Strictosidine
- Names: IUPAC name Methyl (19S,20R)-19-(β-D-glucopyranosyloxy)-16,17,21,21a-tetradehydro-18-oxa-21a-homo-20,21-secoyohimban-16-carboxylate

Identifiers
- CAS Number: 20824-29-7;
- 3D model (JSmol): Interactive image;
- ChemSpider: 141721;
- PubChem CID: 161336;
- UNII: 45T874R5N4;
- CompTox Dashboard (EPA): DTXSID40943068 ;

Properties
- Chemical formula: C_{27}H_{34}N_{2}O_{9}
- Molar mass: 530.574 g·mol^{−1}
- Melting point: 193-197 °C

= Strictosidine =

Strictosidine is a natural chemical compound and is classified as a glucoalkaloid and a vinca alkaloid. It is formed by the Pictet–Spengler condensation reaction of tryptamine with secologanin, catalyzed by the enzyme strictosidine synthase. Thousands of strictosidine derivatives are sometimes referred to by the broad phrase of monoterpene indole alkaloids. Strictosidine is an intermediate in the biosynthesis of numerous pharmaceutically valuable metabolites including quinine, camptothecin, ajmalicine, serpentine, vinblastine, vincristine and mitragynine.

Biosynthetic pathways help to define the subgroups of strictosidine derivatives.

==Biosynthesis and metabolism==
Strictosidine is produced by the enzyme strictosidine synthase, which combines secologanin and the indole amine, tryptamine:

In Catharanthus species and other plants which produce indole alkaloids, the enzyme strictosidine beta-glucosidase then removes the glycoside unit from strictosidine by hydrolysis, to give strictosidine aglycone and D-glucose.

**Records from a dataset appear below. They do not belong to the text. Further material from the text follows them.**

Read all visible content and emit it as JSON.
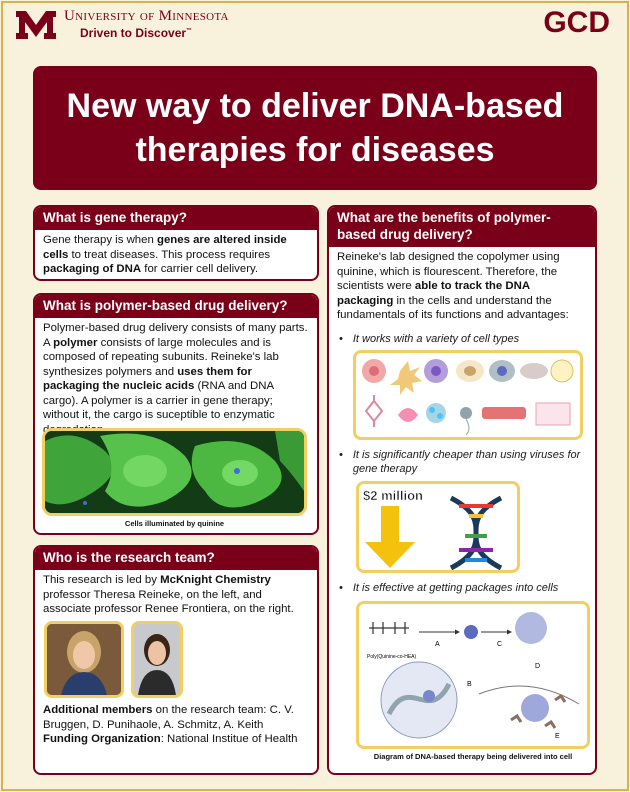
{
  "header": {
    "university": "University of Minnesota",
    "tagline": "Driven to Discover",
    "tagline_mark": "™",
    "org": "GCD"
  },
  "title": "New way to deliver DNA-based therapies for diseases",
  "gene_therapy": {
    "heading": "What is gene therapy?",
    "t1": "Gene therapy is when ",
    "b1": "genes are altered inside cells",
    "t2": " to treat diseases. This process requires ",
    "b2": "packaging of DNA",
    "t3": " for carrier cell delivery."
  },
  "polymer": {
    "heading": "What is polymer-based drug delivery?",
    "t1": "Polymer-based drug delivery consists of many parts. A ",
    "b1": "polymer",
    "t2": " consists of large molecules and is composed of repeating subunits. Reineke's lab synthesizes polymers and ",
    "b2": "uses them for packaging the nucleic acids",
    "t3": " (RNA and DNA cargo). A polymer is a carrier in gene therapy; without it, the cargo is suceptible to enzymatic degredation.",
    "caption": "Cells illuminated by quinine"
  },
  "team": {
    "heading": "Who is the research team?",
    "t1": "This research is led by ",
    "b1": "McKnight Chemistry",
    "t2": " professor Theresa Reineke, on the left, and associate professor Renee Frontiera, on the right.",
    "members_label": "Additional members",
    "members_text": " on the research team: C. V. Bruggen, D. Punihaole, A. Schmitz, A. Keith",
    "funding_label": "Funding Organization",
    "funding_text": ": National Institue of Health"
  },
  "benefits": {
    "heading": "What are the benefits of polymer-based drug delivery?",
    "t1": "Reineke's lab designed the copolymer using quinine, which is flourescent. Therefore, the scientists were ",
    "b1": "able to track the DNA packaging",
    "t2": " in the cells and understand the fundamentals of its functions and advantages:",
    "bullet_symbol": "•",
    "bullet1": "It works with a variety of cell types",
    "bullet2": "It is significantly cheaper than using viruses for gene therapy",
    "cost_label": "$2 million",
    "bullet3": "It is effective at getting packages into cells",
    "diagram_polymer": "Poly(Quinine-co-HEA)",
    "diagram_labels": [
      "A",
      "B",
      "C",
      "D",
      "E"
    ],
    "caption": "Diagram of DNA-based therapy being delivered into cell"
  },
  "colors": {
    "maroon": "#7a0019",
    "gold": "#f2cf62",
    "background": "#f8f1dc"
  }
}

Strictosidine aglycone is a precursor to about 2,000 other indole alkaloids, so the enzyme producing it has been called the "gatekeeper" to this diversity.

==Distribution==
Strictosidine is found in the following plant families:
- Apocynaceae
Here especially in Rhazya stricta and Catharanthus roseus.
- Loganiaceae
- Rubiaceae
- Icacinaceae
- Nyssaceae
- Alangiaceae

Recent efforts in metabolic engineering have permitted the synthesis of strictosidine by yeast (Saccharomyces cerevisiae). This was accomplished by adding 21 genes and 3 gene deletions.

==Role in plant defense==
The involvement of the glucoalkaloid strictosidine in the antimicrobial and antifeedant activity of Catharanthus roseus leaves showed that strictosidine and its aglycone were active against several microorganisms and the derived toxic indole alkaloids provide further defense to herbivores.